I never say “excuse me”; I just wait for an opening. I never look to see if the bus or train is coming. I never push the button more than once on elevators or at crosswalks. You’ll never find Xs on my calendar or hash marks on my prison cell wall. I love Christmas but am never in a hurry for it to get here. I care not for countdowns, even on New Year’s Eve. I never take a number, but still get served—eventually. I’ve never had hard feelings toward a cable guy. I have only pleasant memories of doctor’s waiting rooms. I never have a purchase sent overnight delivery, and not because I’m broke.
I have a natural talent for waiting. I learned this when I was six years old. One day after some minor misdemeanor not worth mentioning, my mother scolded me and said, “Just wait 'til your father gets home!” I took her literally. I thought, mistakenly as it turned out, that the waiting part was my punishment—my mother’s version of “go sit in a corner.” So I stood silently by the front door for three hours, waiting. And I kind of enjoyed it! And not because of my rebellious streak either!

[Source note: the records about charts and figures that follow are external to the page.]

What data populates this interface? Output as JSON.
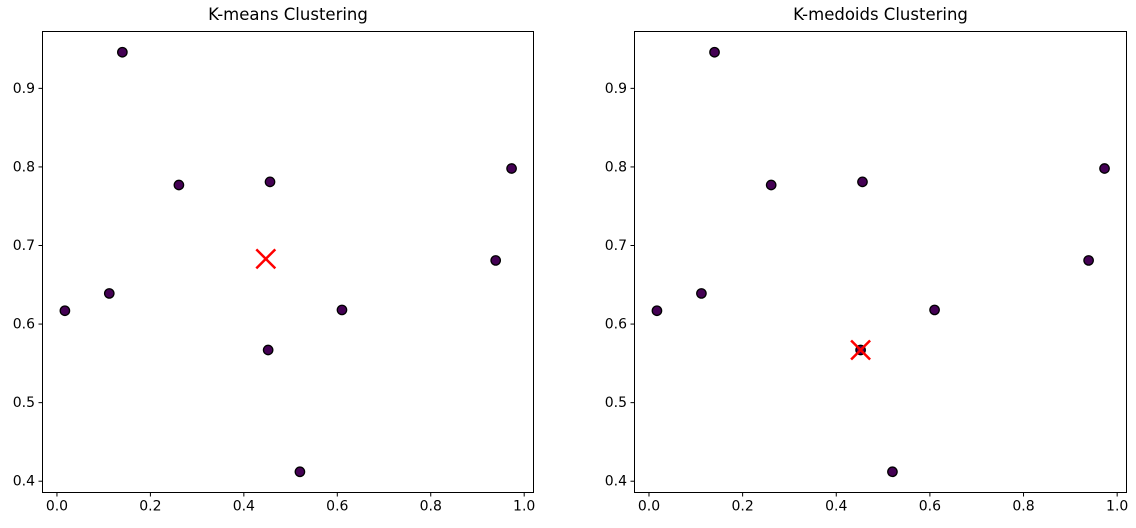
{
  "figure": {
    "background": "#ffffff",
    "spine_color": "#000000",
    "tick_color": "#000000",
    "text_color": "#000000"
  },
  "chart_data": [
    {
      "type": "scatter",
      "title": "K-means Clustering",
      "points": [
        [
          0.14,
          0.946
        ],
        [
          0.261,
          0.777
        ],
        [
          0.456,
          0.781
        ],
        [
          0.973,
          0.798
        ],
        [
          0.939,
          0.681
        ],
        [
          0.017,
          0.617
        ],
        [
          0.112,
          0.639
        ],
        [
          0.61,
          0.618
        ],
        [
          0.452,
          0.567
        ],
        [
          0.52,
          0.412
        ]
      ],
      "point_color": "#440154",
      "point_edge_color": "#000000",
      "center_marker": {
        "shape": "x",
        "color": "#ff0000",
        "x": 0.447,
        "y": 0.683
      },
      "xtick_values": [
        0.0,
        0.2,
        0.4,
        0.6,
        0.8,
        1.0
      ],
      "xtick_labels": [
        "0.0",
        "0.2",
        "0.4",
        "0.6",
        "0.8",
        "1.0"
      ],
      "ytick_values": [
        0.4,
        0.5,
        0.6,
        0.7,
        0.8,
        0.9
      ],
      "ytick_labels": [
        "0.4",
        "0.5",
        "0.6",
        "0.7",
        "0.8",
        "0.9"
      ],
      "xlim": [
        -0.032,
        1.021
      ],
      "ylim": [
        0.385,
        0.973
      ],
      "grid": false,
      "xlabel": "",
      "ylabel": ""
    },
    {
      "type": "scatter",
      "title": "K-medoids Clustering",
      "points": [
        [
          0.14,
          0.946
        ],
        [
          0.261,
          0.777
        ],
        [
          0.456,
          0.781
        ],
        [
          0.973,
          0.798
        ],
        [
          0.939,
          0.681
        ],
        [
          0.017,
          0.617
        ],
        [
          0.112,
          0.639
        ],
        [
          0.61,
          0.618
        ],
        [
          0.452,
          0.567
        ],
        [
          0.52,
          0.412
        ]
      ],
      "point_color": "#440154",
      "point_edge_color": "#000000",
      "center_marker": {
        "shape": "x",
        "color": "#ff0000",
        "x": 0.452,
        "y": 0.567
      },
      "xtick_values": [
        0.0,
        0.2,
        0.4,
        0.6,
        0.8,
        1.0
      ],
      "xtick_labels": [
        "0.0",
        "0.2",
        "0.4",
        "0.6",
        "0.8",
        "1.0"
      ],
      "ytick_values": [
        0.4,
        0.5,
        0.6,
        0.7,
        0.8,
        0.9
      ],
      "ytick_labels": [
        "0.4",
        "0.5",
        "0.6",
        "0.7",
        "0.8",
        "0.9"
      ],
      "xlim": [
        -0.032,
        1.021
      ],
      "ylim": [
        0.385,
        0.973
      ],
      "grid": false,
      "xlabel": "",
      "ylabel": ""
    }
  ]
}
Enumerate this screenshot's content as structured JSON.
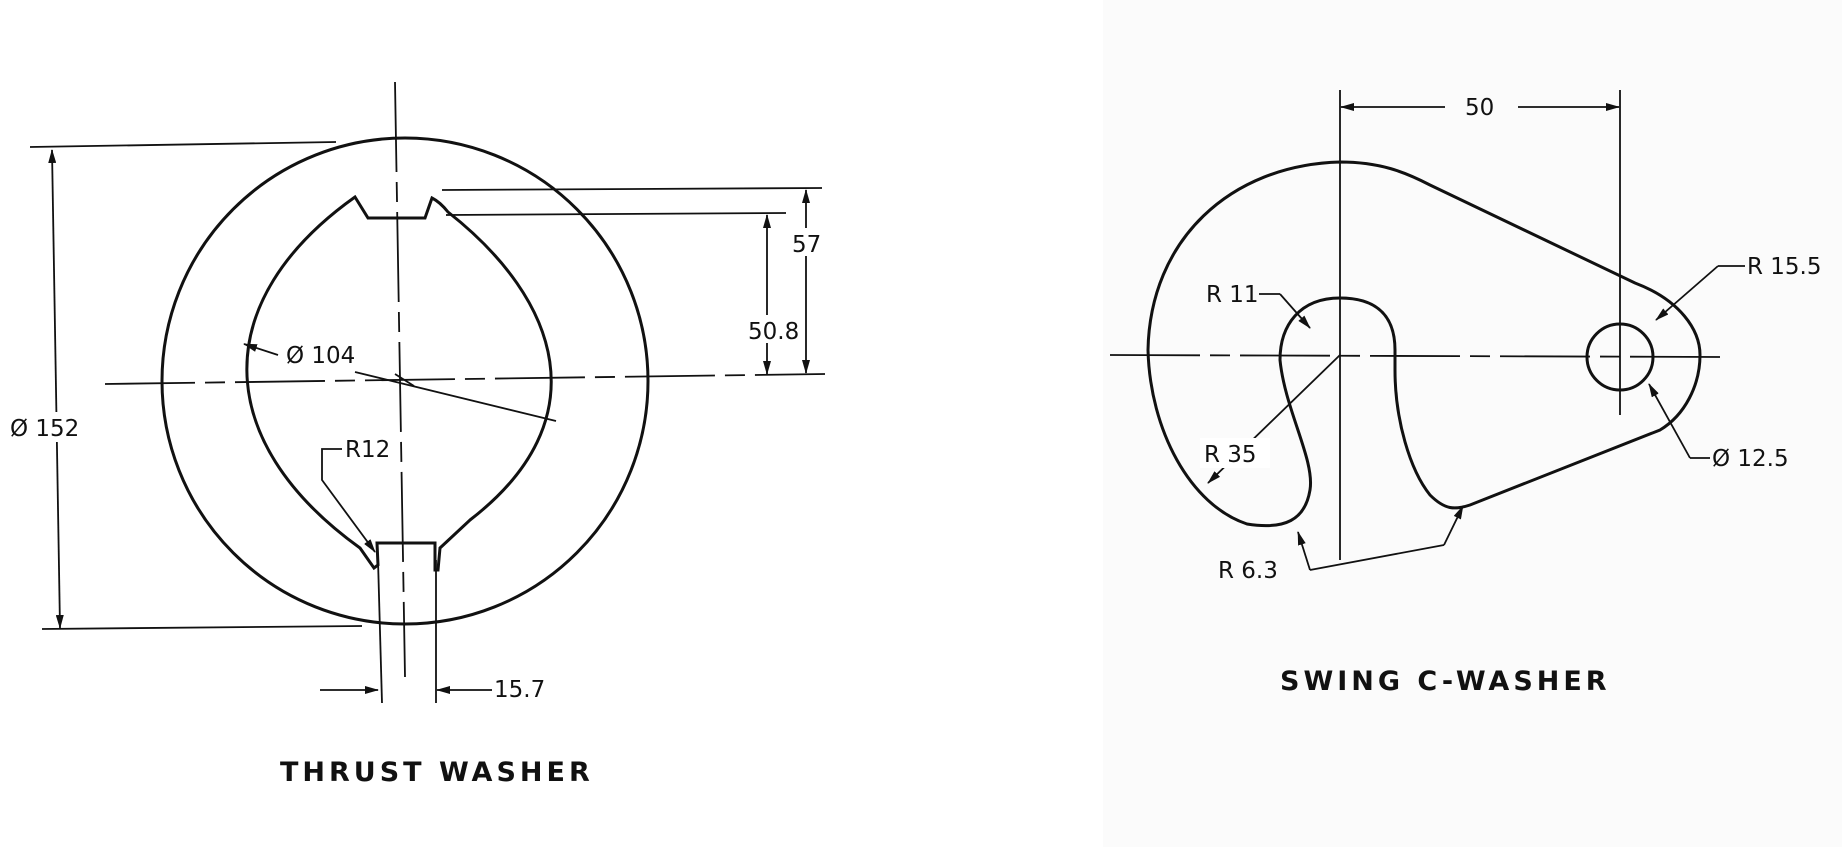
{
  "thrust_washer": {
    "title": "THRUST WASHER",
    "dims": {
      "outer_diameter": "Ø 152",
      "inner_diameter": "Ø 104",
      "height_57": "57",
      "height_50_8": "50.8",
      "radius_r12": "R12",
      "slot_width": "15.7"
    }
  },
  "swing_c_washer": {
    "title": "SWING C-WASHER",
    "dims": {
      "center_distance": "50",
      "r15_5": "R 15.5",
      "r11": "R 11",
      "r35": "R 35",
      "hole_diameter": "Ø 12.5",
      "r6_3": "R 6.3"
    }
  }
}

Waiting gets a bad rap. Isolate waiting itself from what comes at the end of waiting, and what bad can you say about it? That it’s boring? Well, that’s on you! And if you do connect waiting to an object, well, I’ve come up with two rules as I’ve matured from my six-year-old self:
- Most things people wait for turn out in the end not to have been worth waiting for—so what’s the rush?
- If something does turn out to have been worth waiting for, well–it was worth waiting for!
I’ve been actively advocating for waiting to become an Olympic event. For selfish reasons, of course—who wouldn’t like to be an Olympic gold medalist? But I also want to see waiting’s reputation enhanced. I’m not sure how a waiting competition could be structured, but I have given it some thought.
Here are my notes:
Competitors are confined to room in the Olympic Village for the duration of Olympics. Laptops, tablets, smartphones, TVs, radios, reading materials, etc. are strictly forbidden. Conversation is limited, perhaps 1-2 hours/day or a certain number of words/day. Style points are deducted for finger-drumming, toe-tapping, sighing, grumbling, eye-rolling, lip-pursing, cheek-puffing, pacing, yawning, frowning, scowling, etc. Medalists are declared after the closing ceremonies, and they must wait next Olympics to receive medals.
I'm just spit-balling here, but I’m pretty confident my efforts to get waiting made into an Olympic sport will yield fruit. After all, if housekeeping on ice and toy pistol shooting can become Olympic sports, why not waiting? I’ve even begun to train in preparation. My training regimen includes things like waiting in lines at Six Flags without actually going on any rides, identifying highway construction zones using Google and driving into them at rush hour, and calling customer help lines and when I finally get a real person saying, “Sorry, I called the wrong number.” Through these efforts I’ve increased my waiting “muscle” considerably.
So I look forward expectantly to the day I ascend the Olympic podium and receive the first ever waiting gold medal. I know it may take years, even decades, of both effort and non-effort on my part to see my dream come true. But if you know anything about me by now, it should be this: I can wait!